Hüküm süresi içinde davacı avukatı tarafından temyiz edilmiş olmakla, dava dosyası için Tetkik Hakimi tarafından düzenlenen rapor dinlendikten sonra dosya incelendi, gereği konuşulup düşünüldü:
Y A R G I T A Y K A R A R I
Davacı İsteminin Özeti:
Davacı vekili, müvekkilinin işyeri adresine davalı sendika tarafından bir adet toplu iş sözleşmesi taslağı gönderildiğini, bu taslağın ne amaçla gönderildiğinin anlaşılamadığını, yapılan araştırmada davalı sendikanın toplu iş sözleşmesi yapmak üzere yetki aldığının belirlendiğini, yetki tespiti ile ilgili tebligatın müvekkilinin adresi yerine ihale ile iş alınan adrese gönderildiğini, yetki tespiti ile ilgili bilginin İzmir Çalışma ve İş Kurumu İl Müdürlüğüne yapılan yazılı başvuru ile öğrenilmesinden sonra derhal iş bu davanın açıldığını, müvekkil yanında çalışan işçi sayısının binyüzüç kişi olduğunu, bu sebeple davalı sendikanın yeterli çoğunluğu sağlayamadığını ileri sürerek Ç.. B.. tarafından yapılan 28.11.2013 tarih ve 19017 sayılı olumlu yetki tespitinin iptaline karar verilmesini talep etmiştir.
Davalı Cevabının Özeti:
Davalı T.. S.. vekili, davanın süresinde açılmadığını, davanın süresinde açıldığı sonucuna varılır ise, şu anda toplu iş sözleşmesi görüşmelerinin Yüksek Hakem Kurulu aşamasında olduğunu, görüşmelerin devam ettiğini, ayrıca işkolu tespit usulünün kanunda yazılı olduğunu ve müvekkili sendika tarafından gerekli çoğunluğun sağlandığını ileri sürerek davanın reddine karar verilmesini talep etmiştir.

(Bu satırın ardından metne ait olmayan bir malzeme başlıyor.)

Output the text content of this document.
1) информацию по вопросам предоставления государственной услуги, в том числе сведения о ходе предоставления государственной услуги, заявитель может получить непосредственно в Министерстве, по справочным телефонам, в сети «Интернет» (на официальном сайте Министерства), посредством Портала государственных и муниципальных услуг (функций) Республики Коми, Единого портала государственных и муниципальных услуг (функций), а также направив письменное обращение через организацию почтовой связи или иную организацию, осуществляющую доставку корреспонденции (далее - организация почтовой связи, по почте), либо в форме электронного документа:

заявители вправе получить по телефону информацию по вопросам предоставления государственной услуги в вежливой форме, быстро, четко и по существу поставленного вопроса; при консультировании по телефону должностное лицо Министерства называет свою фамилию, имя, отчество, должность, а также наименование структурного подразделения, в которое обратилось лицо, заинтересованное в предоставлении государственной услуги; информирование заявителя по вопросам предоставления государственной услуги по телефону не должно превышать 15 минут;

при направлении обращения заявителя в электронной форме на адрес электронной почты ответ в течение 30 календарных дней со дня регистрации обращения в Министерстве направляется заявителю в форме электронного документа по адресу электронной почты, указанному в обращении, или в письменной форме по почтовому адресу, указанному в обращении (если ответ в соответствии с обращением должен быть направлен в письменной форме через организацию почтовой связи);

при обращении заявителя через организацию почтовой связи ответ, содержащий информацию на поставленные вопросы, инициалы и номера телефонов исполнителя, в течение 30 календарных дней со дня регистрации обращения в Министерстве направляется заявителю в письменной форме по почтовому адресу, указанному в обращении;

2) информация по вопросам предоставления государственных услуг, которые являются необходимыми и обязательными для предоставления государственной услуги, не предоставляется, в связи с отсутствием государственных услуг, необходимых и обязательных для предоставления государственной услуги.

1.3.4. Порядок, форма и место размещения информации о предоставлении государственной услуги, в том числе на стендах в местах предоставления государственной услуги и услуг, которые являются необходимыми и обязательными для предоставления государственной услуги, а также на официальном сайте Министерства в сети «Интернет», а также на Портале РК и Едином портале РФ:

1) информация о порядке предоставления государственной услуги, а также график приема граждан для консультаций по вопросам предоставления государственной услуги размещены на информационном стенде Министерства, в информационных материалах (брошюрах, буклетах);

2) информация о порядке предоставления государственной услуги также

Davalı Ç.. B.. vekili, davanın süresinde açılmadığını, yetki tespitini iptalini gerektiren bir durum da bulunmadığını belirterek davanın reddine karar verilmesini talep etmiştir.
Mahkeme Kararının Özeti:
Mahkemece, süresinde açılmadığı gerekçesiyle davanın reddine karar verilmiştir.
Temyiz:
Kararı davacı temyiz etmiştir.
Gerekçe:
Uyuşmazlık, Ç.. B.. tarafından yapılan olumlu yetki tespitinin iptaline ilişkin davanın süresinde açılıp açılmadığı noktasındadır.
6356 sayılı Sendikalar ve Toplu İş Sözleşmesi Kanunu’nun 43. maddesinin birinci fıkrasına göre “Kendilerine 42 nci madde uyarınca gönderilen tespit yazısını alan işçi veya işveren sendikaları veya sendika üyesi olmayan işveren; taraflardan birinin veya her ikisinin yetki şartlarına sahip olmadığı veya kendisinin bu şartları taşıdığı yolundaki itirazını, nedenlerini de göstererek yazının kendilerine tebliğ edildiği tarihten itibaren altı iş günü içinde mahkemeye yapabilir.”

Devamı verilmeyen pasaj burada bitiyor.